Really, I wanted to laugh and took every opportunity to do so when something generally funny happened, but those moments were unfortunately far in between each other, with a sense of urgency focused on disgusting and daring the audience, rather than be more creative.  There is a scene in this film that managed to go to the lengths of being more offensive than anything seen in Kingsman and feature the kind of abuse that Fifty Shades of Grey was falsely accused of having.  I am not sure if Hot Tub Time Machine 2 set out to be even wackier (in a very dark sort of way) than the very two films released one week prior, but it put the film in a place that it could not recover from, as a whole, at that point.

I am saying the film has its moments though.  The chemistry between these guys is decent enough, even if the jokes between them are much meaner.  There were also a few ideas concerning the futuristic setting of the film (2025) that made for some clever moments and gags.  It is just a shame that not more was done with how these guys really changed the world, given their now direct involvement with the history of the world and technologically.  Yes, this is a goofy comedy, but while the first one embraced the idea of friendship and relationships, this sequel goes a different direction, which is good, but does not do nearly enough to blend the goofiness with the potential it had mess around in the future in a more enjoyable way.

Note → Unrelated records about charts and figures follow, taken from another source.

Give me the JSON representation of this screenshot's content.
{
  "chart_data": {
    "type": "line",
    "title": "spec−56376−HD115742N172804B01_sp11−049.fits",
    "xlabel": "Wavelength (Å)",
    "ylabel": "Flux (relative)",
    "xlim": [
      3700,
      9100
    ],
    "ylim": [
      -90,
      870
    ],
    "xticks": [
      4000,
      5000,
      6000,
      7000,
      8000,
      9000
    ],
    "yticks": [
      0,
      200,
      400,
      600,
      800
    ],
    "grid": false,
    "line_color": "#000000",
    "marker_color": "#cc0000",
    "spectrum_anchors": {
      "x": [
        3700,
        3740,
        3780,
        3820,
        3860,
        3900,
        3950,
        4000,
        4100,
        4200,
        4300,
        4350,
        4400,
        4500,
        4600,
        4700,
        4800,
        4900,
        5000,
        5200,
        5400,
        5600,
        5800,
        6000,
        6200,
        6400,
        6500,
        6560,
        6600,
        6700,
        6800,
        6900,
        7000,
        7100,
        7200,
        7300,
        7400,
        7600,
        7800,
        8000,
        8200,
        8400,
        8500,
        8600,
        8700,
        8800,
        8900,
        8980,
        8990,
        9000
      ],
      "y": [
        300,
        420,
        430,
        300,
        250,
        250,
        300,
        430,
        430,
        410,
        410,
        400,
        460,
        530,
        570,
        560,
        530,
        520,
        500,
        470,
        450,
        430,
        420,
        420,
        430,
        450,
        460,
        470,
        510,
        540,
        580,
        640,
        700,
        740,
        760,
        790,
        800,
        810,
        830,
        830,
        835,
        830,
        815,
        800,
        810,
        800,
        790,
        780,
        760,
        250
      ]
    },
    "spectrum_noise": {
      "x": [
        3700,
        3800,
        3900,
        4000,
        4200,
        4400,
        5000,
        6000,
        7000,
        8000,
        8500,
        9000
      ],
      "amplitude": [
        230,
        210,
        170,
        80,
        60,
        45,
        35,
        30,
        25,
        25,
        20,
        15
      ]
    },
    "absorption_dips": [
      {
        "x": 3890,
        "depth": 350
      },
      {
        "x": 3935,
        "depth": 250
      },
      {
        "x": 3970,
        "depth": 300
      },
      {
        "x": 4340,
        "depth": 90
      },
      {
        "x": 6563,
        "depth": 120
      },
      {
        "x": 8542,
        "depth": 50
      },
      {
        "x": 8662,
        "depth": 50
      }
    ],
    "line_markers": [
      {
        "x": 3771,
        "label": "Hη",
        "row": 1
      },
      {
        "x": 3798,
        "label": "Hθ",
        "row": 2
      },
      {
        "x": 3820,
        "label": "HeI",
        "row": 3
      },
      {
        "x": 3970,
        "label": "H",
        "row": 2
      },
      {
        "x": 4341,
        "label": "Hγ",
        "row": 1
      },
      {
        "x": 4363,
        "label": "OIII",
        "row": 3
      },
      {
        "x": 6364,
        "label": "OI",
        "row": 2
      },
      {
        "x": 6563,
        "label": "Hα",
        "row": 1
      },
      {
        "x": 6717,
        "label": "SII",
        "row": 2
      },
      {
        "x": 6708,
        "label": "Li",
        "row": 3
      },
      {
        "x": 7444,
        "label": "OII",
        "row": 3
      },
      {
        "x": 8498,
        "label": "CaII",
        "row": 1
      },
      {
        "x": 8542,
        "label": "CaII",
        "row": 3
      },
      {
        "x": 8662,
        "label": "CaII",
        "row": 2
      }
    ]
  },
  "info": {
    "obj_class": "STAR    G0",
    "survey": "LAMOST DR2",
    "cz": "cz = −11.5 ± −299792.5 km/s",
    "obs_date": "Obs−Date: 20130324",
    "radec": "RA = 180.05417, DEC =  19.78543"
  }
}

Continuing to prove the rarity of a worthwhile comedy sequel, Hot Tub Time Machine 2 does not manage to get across enough laughs to make this anything more than another look at a raunchy group of guys, minus a few of the things that seemingly held it together.  The absence of John Cusack may or may not be the sole reason this film is a mess of unfunny gags and offensive humor, but the minor laughs to be had are not enough to make up for all the stuff that does not work.  The lead actors are certainly happy to be back for more, but this second dip in the tub is too crass and lacking in much else to make it work against the odds in the same way its predecessor did.

Lou: We’ve gotta make America happen bro!